Twisted minds

We’re stuck in a post-9-11 pattern that is frightening and will be a long time with us.

“We need luck full-time, every time : they have to be lucky only once.” We tend to realize that more each day in the troubling aftermath of 9-11-01.

An analyst was discussing counter-terrorism and terrorism, and how impossible it is for anti-criminal elements to be flawless. When the recent siege of sniper attacks began to provide layer after layer of concern and fear in America, we perhaps for the first time realized just how unlikely it is we can apprehend and prevent the devastation that can result from twisted minds. When someone is dedicated to harming others, there is no fail-safe way to step on all the lumps in the rug at one time.

Even after the tragedies of 9-11-01 there was some semblance of identification of the guilty and the people behind them. Then came the feelings of hopelessness, vulnerability and frustration during the sniper rampage.

Was this an al-Qaida venture of “terrorism on the cheap”? Had some aberrant misfit planner decided how inexpensive it could be to dispatch two or three agents in unmarked vehicles with simple weapons and easy access to victims? Was this a test pattern, only the first of a wave of such assaults, or could there possibly be Charles Manson- and Ted Kaczynski-type malcontents attempting to “get even” for something or somebody?

If we found the enemy elusive in the 9-11 matter, consider the excruciating pain of law enforcement people in trying to cope with this kind of threat.

As it turned out, the two men arrested for the carnage, a man and a boy, so to speak, may have had Osama bin Laden-style leanings and inspiration. But apparently they were not firsthand products of the system as were the 19 killers in September of 2001.

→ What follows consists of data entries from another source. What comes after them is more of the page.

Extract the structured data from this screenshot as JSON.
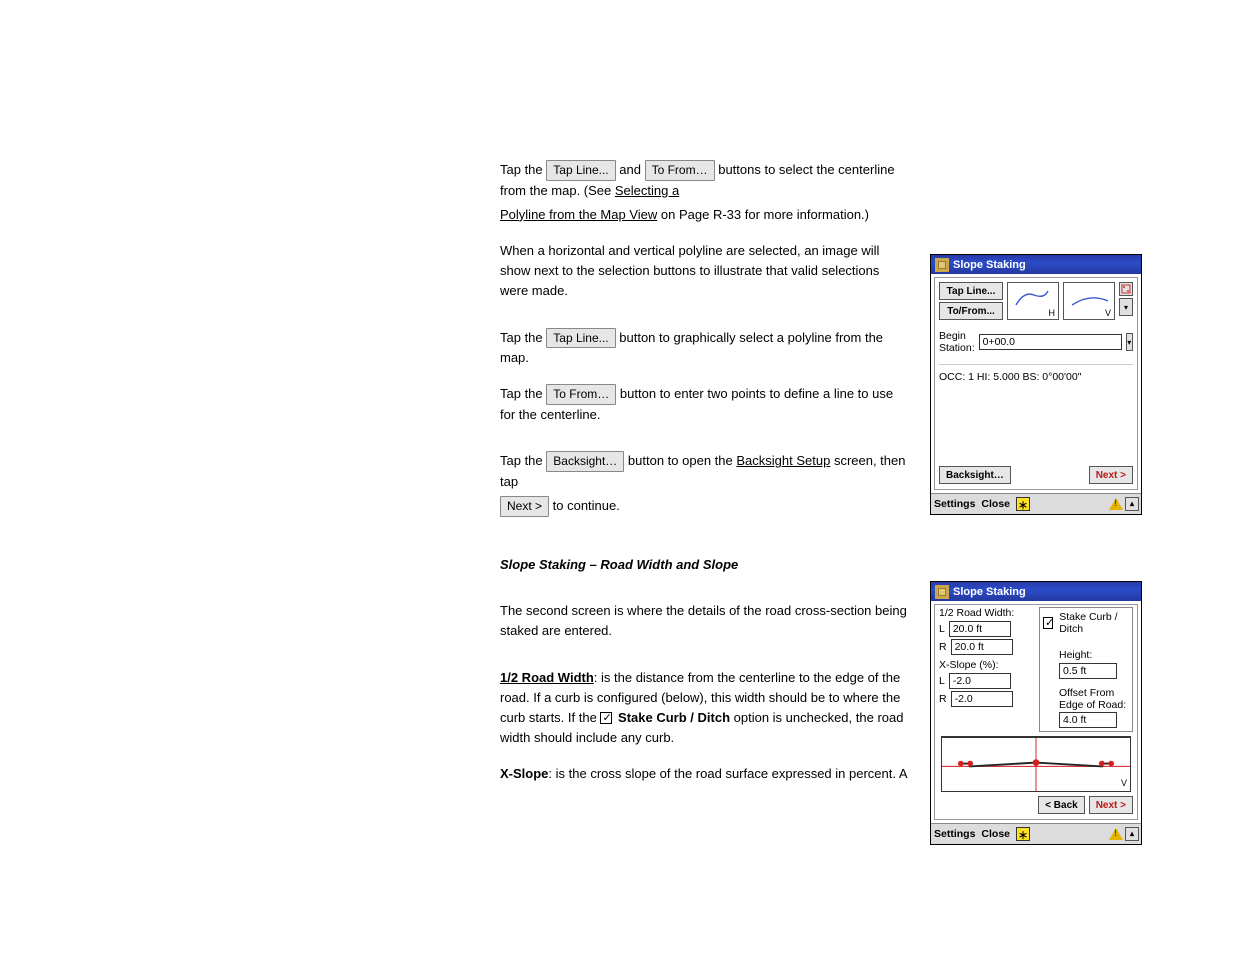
{
  "main": {
    "p1_a": "Tap the ",
    "p1_btn1": "Tap Line...",
    "p1_mid": " and ",
    "p1_btn2": "To From…",
    "p1_tail": " buttons to select the centerline from the map. (See ",
    "p1_link": "Selecting a",
    "p1_link_line2": "Polyline from the Map View",
    "p1_after_link": " on Page R-33 for more information.)",
    "p2": "When a horizontal and vertical polyline are selected, an image will show next to the selection buttons to illustrate that valid selections were made.",
    "p3_a": "Tap the ",
    "p3_btn": "Tap Line...",
    "p3_b": " button to graphically select a polyline from the map.",
    "p4_a": "Tap the ",
    "p4_btn": "To From…",
    "p4_b": " button to enter two points to define a line to use for the centerline.",
    "p5_a": "Tap the ",
    "p5_btn1": "Backsight…",
    "p5_mid": " button to open the ",
    "p5_link": "Backsight Setup",
    "p5_after": " screen, then tap ",
    "p5_btn2": "Next >",
    "p5_tail": " to continue.",
    "heading": "Slope Staking – Road Width and Slope",
    "p6": "The second screen is where the details of the road cross-section being staked are entered.",
    "p7_lead": "1/2 Road Width",
    "p7_a": ": is the distance from the centerline to the edge of the road. If a curb is configured (below), this width should be to where the curb starts. If the ",
    "p7_chk_label": " Stake Curb / Ditch",
    "p7_b": " option is unchecked, the road width should include any curb.",
    "p8_lead": "X-Slope",
    "p8_a": ": is the cross slope of the road surface expressed in percent. A"
  },
  "dev1": {
    "title": "Slope Staking",
    "tapline": "Tap Line...",
    "tofrom": "To/From...",
    "tag_h": "H",
    "tag_v": "V",
    "begin_label": "Begin Station:",
    "begin_value": "0+00.0",
    "occ": "OCC: 1  HI: 5.000  BS: 0°00'00\"",
    "backsight": "Backsight…",
    "next": "Next >",
    "settings": "Settings",
    "close": "Close"
  },
  "dev2": {
    "title": "Slope Staking",
    "label_halfwidth": "1/2 Road Width:",
    "L": "L",
    "R": "R",
    "half_l": "20.0 ft",
    "half_r": "20.0 ft",
    "xslope_label": "X-Slope (%):",
    "xs_l": "-2.0",
    "xs_r": "-2.0",
    "stake_label": "Stake Curb / Ditch",
    "height_label": "Height:",
    "height_val": "0.5 ft",
    "offset_label1": "Offset From",
    "offset_label2": "Edge of Road:",
    "offset_val": "4.0 ft",
    "back": "< Back",
    "next": "Next >",
    "settings": "Settings",
    "close": "Close",
    "vtag": "V"
  }
}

That made it all the more difficult for people to track down the perpetrators. It is to the credit of the American public and the law people that they got a break in the case as soon and as thoroughly as they did. The pattern was maddening. “Terrorism on the cheap” could have gone on much, much longer. And could yet.

What about the dangers of copycat behavior, where others who feel they have been wronged or mistreated or suffer from something like “troublesome childhoods” decide on similar guerrilla attacks?

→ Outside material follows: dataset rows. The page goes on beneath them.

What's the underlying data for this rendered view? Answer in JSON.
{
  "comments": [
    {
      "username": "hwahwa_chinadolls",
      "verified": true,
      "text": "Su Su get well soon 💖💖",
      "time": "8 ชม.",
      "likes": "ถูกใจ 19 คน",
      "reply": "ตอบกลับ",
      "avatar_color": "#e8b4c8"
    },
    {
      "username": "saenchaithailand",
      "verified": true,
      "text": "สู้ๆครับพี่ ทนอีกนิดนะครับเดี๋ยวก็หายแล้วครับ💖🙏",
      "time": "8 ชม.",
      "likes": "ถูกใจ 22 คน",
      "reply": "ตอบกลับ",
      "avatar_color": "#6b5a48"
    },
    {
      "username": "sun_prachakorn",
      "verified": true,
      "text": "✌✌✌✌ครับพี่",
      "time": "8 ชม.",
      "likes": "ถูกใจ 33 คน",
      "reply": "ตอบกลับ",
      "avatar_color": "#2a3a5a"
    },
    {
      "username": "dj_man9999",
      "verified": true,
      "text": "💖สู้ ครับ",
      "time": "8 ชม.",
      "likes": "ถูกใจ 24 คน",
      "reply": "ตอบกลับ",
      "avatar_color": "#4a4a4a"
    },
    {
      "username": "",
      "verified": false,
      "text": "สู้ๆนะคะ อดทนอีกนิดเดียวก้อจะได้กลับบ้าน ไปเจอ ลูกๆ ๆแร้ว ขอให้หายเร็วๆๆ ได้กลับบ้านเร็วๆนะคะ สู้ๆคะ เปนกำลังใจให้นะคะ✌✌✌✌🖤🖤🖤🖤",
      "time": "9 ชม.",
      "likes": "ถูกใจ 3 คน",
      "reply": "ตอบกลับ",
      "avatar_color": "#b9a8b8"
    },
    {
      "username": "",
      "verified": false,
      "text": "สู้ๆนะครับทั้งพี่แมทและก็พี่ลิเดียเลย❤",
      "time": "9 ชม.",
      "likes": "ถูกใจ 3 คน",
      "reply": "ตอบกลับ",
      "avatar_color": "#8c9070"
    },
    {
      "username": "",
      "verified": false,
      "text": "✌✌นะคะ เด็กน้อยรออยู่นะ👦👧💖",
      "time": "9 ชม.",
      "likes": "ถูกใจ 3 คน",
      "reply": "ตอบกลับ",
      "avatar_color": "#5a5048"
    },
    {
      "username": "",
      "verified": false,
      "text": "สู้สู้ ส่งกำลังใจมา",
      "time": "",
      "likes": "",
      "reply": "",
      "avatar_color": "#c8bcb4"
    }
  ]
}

Writes Neal Gabler in the Los Angeles Times: “Naturally, any terror rampage of this sort would have attracted national attention, especially now that the cable news networks are there to fan stories all day and all night long. But the intensity of the spotlight on the snipers, and the fear they engendered, may have also been a function of just how well they fit the 9-11 paradigm (or pattern). It was almost as if they were consciously acting out a knowledge of how 9-ll affected us – of how it had given us all a case of the jitters. These were rare serious killers who actively reinforced our vulnerability, the arbitrariness of death and the imminence of evil that had entered the American mind. The snipers were expressions of 9-11. : For that is the world in which we now find ourselves. It is a place where men plow planes into skyscrapers, where lunatics send anthrax spores through the mail, where maniacs snatch little girls off sidewalks or from their bedrooms, where snipers casually shoot people pumping gas or loading packages into their cars. It is, alas, a real world, though perhaps one that is not all that different from the world before 9-11, where atrocities also occurred. What makes it seem so different is that everything is of a piece now that we have reconceptualized the world to demonstrate the terror we have seen and felt. It is a world made in the image of our new paradigm, and it is frightening.”

Troubling as it is, all this is a “paradigm” that we will have to confront and deal with for years and years to come. And we’re going to need a huge increase in our luck because that has been occurring too infrequently for us while “theirs” has no bounds.